Coming Of Age Tour
Milla, München, 26.01.2014
Zum Einstieg folgende Geschichte: Da nimmt man einen Freund mit zum Konzert im festen Glauben, die Hidden Cameras seien für ihn die absolute Premiere und bekommt hernach in einem Nebensatz serviert, er sei sehr wohl 2007 beim Abschiedsspiel von Mehmet Scholl in der proppevollen Allianzarena gewesen. Also kein Erstkontakt? Doch, behauptet der Gegenüber mit felsenfester Überzeugung, er habe das ganze Spektakel damals lückenlos verfolgt, von dieser Band sei ihm allerdings nichts untergekommen. Warum genau das so ist, ließ sich auch auf drängendere Nachfrage nicht feststellen – möglicherweise blendet der auf den „Stern des Südens“ konditionierte Bayernfan solcherlei artfremde, in diesem Falle sogar kuriose Bestandteile im Rahmenprogramm einfach aus. Atomic Café, Freiheiz, Feierwerk, jetzt die Milla – zumindest in München bespielen die Kanadier konsequent die kleinen Örtlichkeiten – für den besagten Newbie eine erstklassige Gelegenheit, das Konzert in nahezu familiärem Rahmen erleben zu dürfen. Und, nicht weiter erstaunlich: Er war begeistert.
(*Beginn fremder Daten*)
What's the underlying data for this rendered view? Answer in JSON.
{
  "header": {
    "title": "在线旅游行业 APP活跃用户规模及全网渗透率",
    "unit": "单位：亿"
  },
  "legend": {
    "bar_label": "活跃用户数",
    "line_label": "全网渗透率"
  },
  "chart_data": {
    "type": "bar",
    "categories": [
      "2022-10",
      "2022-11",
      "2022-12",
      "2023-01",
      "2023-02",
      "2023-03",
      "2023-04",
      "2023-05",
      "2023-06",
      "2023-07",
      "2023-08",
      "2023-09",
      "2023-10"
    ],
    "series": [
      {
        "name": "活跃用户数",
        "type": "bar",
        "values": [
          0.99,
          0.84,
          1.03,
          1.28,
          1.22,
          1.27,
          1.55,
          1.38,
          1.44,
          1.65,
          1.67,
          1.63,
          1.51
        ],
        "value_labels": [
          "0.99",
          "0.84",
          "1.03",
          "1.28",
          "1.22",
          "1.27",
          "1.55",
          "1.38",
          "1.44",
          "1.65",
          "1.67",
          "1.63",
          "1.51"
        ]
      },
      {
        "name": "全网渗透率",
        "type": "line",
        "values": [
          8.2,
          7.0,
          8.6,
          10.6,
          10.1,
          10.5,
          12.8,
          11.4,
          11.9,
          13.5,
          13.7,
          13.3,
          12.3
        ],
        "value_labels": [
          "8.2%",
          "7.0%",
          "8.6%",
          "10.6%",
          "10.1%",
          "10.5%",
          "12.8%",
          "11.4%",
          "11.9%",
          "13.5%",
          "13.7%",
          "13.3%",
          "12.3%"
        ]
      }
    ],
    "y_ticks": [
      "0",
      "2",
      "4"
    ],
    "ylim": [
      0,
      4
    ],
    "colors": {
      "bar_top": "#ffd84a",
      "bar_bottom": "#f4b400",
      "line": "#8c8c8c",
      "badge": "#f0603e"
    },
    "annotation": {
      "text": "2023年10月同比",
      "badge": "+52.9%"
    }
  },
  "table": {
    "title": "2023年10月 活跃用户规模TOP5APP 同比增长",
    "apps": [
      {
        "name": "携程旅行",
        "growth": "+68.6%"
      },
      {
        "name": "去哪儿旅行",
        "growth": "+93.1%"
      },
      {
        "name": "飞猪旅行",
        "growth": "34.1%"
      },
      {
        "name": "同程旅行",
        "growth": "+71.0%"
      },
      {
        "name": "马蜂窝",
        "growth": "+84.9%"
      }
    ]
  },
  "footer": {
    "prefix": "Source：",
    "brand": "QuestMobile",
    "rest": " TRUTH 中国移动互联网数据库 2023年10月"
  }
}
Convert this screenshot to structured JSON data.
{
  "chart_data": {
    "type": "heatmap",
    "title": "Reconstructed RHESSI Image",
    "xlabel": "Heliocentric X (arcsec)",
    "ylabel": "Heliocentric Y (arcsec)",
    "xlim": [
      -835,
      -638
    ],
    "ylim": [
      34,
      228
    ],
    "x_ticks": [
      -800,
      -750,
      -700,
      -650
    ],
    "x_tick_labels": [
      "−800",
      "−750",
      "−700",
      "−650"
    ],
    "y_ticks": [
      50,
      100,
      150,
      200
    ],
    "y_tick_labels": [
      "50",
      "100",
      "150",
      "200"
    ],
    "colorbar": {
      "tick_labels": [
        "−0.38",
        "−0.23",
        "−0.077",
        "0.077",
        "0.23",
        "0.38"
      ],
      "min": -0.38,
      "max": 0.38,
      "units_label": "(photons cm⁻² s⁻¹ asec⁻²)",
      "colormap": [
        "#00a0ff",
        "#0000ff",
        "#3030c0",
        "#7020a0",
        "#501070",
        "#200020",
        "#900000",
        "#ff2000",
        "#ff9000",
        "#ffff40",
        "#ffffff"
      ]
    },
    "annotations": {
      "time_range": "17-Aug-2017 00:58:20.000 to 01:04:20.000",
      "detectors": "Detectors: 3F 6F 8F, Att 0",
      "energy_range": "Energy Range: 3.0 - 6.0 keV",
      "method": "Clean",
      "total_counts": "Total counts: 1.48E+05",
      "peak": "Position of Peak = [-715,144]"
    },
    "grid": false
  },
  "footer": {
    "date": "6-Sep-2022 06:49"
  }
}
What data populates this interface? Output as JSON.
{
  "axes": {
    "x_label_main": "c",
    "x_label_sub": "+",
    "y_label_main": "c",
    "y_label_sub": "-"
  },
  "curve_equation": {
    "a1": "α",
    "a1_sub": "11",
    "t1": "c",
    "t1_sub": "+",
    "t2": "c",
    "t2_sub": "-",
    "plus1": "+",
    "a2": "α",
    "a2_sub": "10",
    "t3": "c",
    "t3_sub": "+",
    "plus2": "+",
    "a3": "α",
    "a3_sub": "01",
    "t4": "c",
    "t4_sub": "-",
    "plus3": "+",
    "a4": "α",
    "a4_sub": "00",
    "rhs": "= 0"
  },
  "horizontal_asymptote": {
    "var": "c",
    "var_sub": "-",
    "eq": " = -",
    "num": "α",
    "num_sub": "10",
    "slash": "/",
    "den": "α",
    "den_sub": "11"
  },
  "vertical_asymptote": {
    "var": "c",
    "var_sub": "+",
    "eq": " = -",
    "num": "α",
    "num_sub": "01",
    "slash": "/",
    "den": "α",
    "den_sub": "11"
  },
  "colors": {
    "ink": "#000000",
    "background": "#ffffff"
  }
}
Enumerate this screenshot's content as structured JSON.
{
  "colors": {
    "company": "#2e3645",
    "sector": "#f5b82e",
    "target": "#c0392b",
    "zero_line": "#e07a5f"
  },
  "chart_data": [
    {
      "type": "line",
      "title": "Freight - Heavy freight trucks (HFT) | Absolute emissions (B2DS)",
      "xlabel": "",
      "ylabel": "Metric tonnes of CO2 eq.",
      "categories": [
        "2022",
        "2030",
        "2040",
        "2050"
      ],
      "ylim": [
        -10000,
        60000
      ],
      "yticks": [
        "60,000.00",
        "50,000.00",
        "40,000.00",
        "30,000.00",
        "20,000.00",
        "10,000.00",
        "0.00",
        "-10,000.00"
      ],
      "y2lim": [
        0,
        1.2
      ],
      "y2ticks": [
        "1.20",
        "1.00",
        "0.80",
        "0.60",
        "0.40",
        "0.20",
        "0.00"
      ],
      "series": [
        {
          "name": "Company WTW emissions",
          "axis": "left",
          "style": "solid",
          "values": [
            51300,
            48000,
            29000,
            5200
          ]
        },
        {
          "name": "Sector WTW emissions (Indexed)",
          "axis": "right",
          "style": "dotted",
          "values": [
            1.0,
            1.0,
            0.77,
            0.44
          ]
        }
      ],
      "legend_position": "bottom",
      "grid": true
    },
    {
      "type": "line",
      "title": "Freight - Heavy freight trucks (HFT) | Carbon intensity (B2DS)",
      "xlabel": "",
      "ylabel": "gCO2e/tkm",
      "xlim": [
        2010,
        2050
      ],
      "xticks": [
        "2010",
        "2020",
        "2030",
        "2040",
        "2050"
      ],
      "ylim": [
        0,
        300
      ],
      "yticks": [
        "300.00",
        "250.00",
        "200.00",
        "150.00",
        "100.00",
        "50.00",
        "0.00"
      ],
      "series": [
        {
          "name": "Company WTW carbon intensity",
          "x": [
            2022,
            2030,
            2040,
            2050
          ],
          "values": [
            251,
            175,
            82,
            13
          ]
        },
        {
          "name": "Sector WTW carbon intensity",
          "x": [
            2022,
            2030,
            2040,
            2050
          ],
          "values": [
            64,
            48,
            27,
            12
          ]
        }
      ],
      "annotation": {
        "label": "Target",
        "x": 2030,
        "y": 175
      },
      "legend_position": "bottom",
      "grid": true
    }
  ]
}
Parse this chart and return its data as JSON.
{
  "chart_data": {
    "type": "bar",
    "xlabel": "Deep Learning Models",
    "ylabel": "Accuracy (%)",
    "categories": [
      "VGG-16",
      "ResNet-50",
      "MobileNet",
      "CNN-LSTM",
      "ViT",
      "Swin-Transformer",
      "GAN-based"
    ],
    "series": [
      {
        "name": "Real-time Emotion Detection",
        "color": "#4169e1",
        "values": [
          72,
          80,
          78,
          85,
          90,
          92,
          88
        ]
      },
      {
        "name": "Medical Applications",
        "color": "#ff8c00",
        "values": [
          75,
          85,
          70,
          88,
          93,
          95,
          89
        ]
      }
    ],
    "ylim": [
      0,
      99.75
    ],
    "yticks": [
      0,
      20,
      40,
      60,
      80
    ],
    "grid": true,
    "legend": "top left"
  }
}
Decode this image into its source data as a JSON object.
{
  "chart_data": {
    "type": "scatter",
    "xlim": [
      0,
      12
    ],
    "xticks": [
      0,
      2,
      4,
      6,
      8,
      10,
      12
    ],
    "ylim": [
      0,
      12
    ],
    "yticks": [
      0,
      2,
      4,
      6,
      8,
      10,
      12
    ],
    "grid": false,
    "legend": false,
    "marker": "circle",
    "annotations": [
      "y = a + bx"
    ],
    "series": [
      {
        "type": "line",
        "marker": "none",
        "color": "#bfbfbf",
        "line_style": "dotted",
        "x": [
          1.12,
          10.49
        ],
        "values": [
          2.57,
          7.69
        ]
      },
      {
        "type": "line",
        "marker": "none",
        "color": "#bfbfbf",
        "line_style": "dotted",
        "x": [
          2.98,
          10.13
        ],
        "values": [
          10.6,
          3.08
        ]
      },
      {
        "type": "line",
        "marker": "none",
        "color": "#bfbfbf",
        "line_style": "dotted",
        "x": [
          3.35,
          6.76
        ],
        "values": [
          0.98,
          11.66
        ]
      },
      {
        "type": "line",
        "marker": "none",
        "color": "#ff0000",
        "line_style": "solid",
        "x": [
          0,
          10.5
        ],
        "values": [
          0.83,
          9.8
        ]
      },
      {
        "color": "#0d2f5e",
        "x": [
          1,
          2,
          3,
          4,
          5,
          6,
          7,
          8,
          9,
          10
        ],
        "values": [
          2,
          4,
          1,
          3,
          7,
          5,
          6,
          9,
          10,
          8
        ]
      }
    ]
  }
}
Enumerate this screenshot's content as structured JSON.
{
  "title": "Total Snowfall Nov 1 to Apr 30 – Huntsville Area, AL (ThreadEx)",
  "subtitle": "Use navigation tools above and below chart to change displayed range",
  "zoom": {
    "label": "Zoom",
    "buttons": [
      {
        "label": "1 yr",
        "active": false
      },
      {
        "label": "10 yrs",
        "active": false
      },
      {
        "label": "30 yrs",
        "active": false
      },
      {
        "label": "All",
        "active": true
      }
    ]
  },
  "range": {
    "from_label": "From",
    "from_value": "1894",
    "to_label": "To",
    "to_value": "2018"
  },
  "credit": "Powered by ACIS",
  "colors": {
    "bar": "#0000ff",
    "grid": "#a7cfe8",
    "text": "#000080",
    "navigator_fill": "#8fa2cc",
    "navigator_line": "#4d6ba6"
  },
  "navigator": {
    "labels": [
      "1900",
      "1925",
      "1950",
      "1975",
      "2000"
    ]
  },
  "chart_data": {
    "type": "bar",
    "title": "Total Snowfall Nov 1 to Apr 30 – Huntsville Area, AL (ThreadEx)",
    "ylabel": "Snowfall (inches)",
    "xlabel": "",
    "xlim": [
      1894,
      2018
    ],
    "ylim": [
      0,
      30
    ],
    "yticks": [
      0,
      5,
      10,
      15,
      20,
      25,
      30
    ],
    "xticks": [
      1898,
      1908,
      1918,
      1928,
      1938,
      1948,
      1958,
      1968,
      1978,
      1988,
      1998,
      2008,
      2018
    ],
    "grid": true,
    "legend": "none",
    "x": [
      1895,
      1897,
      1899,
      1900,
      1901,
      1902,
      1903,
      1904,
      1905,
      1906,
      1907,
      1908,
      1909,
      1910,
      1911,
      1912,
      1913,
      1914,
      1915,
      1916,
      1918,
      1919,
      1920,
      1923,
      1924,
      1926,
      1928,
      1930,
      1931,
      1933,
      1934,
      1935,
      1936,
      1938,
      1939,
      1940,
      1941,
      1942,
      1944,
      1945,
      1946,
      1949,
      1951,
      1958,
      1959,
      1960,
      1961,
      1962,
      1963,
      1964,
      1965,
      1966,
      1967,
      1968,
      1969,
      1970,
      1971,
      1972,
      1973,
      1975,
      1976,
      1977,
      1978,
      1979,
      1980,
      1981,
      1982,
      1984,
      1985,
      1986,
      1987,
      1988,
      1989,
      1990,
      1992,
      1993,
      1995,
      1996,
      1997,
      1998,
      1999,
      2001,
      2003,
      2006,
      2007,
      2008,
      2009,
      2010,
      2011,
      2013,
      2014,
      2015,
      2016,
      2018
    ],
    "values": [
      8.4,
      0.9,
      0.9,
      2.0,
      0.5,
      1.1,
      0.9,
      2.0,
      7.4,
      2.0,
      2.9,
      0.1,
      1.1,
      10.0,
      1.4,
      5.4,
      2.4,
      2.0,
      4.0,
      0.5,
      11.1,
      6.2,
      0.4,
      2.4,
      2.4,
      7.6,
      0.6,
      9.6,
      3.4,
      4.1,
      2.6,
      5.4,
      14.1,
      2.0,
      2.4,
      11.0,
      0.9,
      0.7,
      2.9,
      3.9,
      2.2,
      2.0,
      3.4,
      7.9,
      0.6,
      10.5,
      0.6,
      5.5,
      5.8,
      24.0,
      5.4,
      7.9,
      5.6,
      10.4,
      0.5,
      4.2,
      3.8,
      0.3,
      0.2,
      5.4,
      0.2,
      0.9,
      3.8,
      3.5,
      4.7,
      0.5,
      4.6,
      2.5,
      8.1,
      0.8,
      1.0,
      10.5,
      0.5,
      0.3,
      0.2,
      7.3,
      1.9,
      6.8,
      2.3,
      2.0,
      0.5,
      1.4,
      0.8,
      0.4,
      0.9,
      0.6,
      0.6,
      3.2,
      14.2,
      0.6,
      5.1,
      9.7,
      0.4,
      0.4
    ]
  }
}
Nicht nur er. Mit ihrem aktuellen Album „Age“ hat die (an diesem Abend siebenköpfige) Formation ja einen nicht unerheblichen Stilschwenk vollzogen, weg vom verspielten Folk der frühen Tage, hin zu kompakten, knackigem Wavesound, das ironische Augenzwinkern macht nun nicht selten der dringlich-ernsthaften Anklage Platz – zuviel für die eingeschworene Fanbase? Keineswegs, denn die neuen Stücke teilen sich an diesem Abend nicht nur zu gleichen Teilen die Setlist mit den liebgewonnenen Hits der vorangegangenen fünf Alben, sie finden auch ebensoviel Anklang wie jene. Der Einstieg mit „Doom“ und „Bread For Brat“ gelingt fulminant, auch die beiden Singles „Gay Goth Scene“ und „Year Of The Spawn“ sorgen mit Wucht und Leidenschaft für reichlich Jubel – den gibt’s dann ebenso für „In The NA“, „Breathe On It“, „Underage“ und natürlich „Music Is My Boyfriend“.
Ein weiterer Vorteil der begrenzten Räumlichkeit: Man kann die Interaktionen der Band deutlich besser verfolgen. Bei Joel Gibb ist man sich ja am Anfang nie ganz sicher, ob er wirklich einen guten Tag erwischt hat (bis man merkt, dass die verstörende Mimik der vollkommenen Konzentration geschuldet ist), Augenbinden, Mitmachchoreo, das berüchtigte Bühnenballett, all das war zur großen Freude aller wieder hautnah mitzuerleben. Gut vorstellbar, wie der eigenwillige Tanzstil Gibb’s den einen oder anderen hartgesottenen Kurvenbesucher vor lauter Irritation die Schweißperlen auf die Stirn treiben muss – an diesem Abend gab’s die Einlage zum kräftig pumpenden „Carpe Jugular“ der aktuellen Platte. Der ins Publikum geschickte Chorus holte die Band dann zu einer kurzen Zugabe zurück auf die Bühne, dann ist’s vorbei. Auch wenn man es ihren Anliegen nicht wünschen mag – die Hidden Cameras selbst bleiben gerade vor kleinem Publikum die Größten. Sagt nun auch der Freund.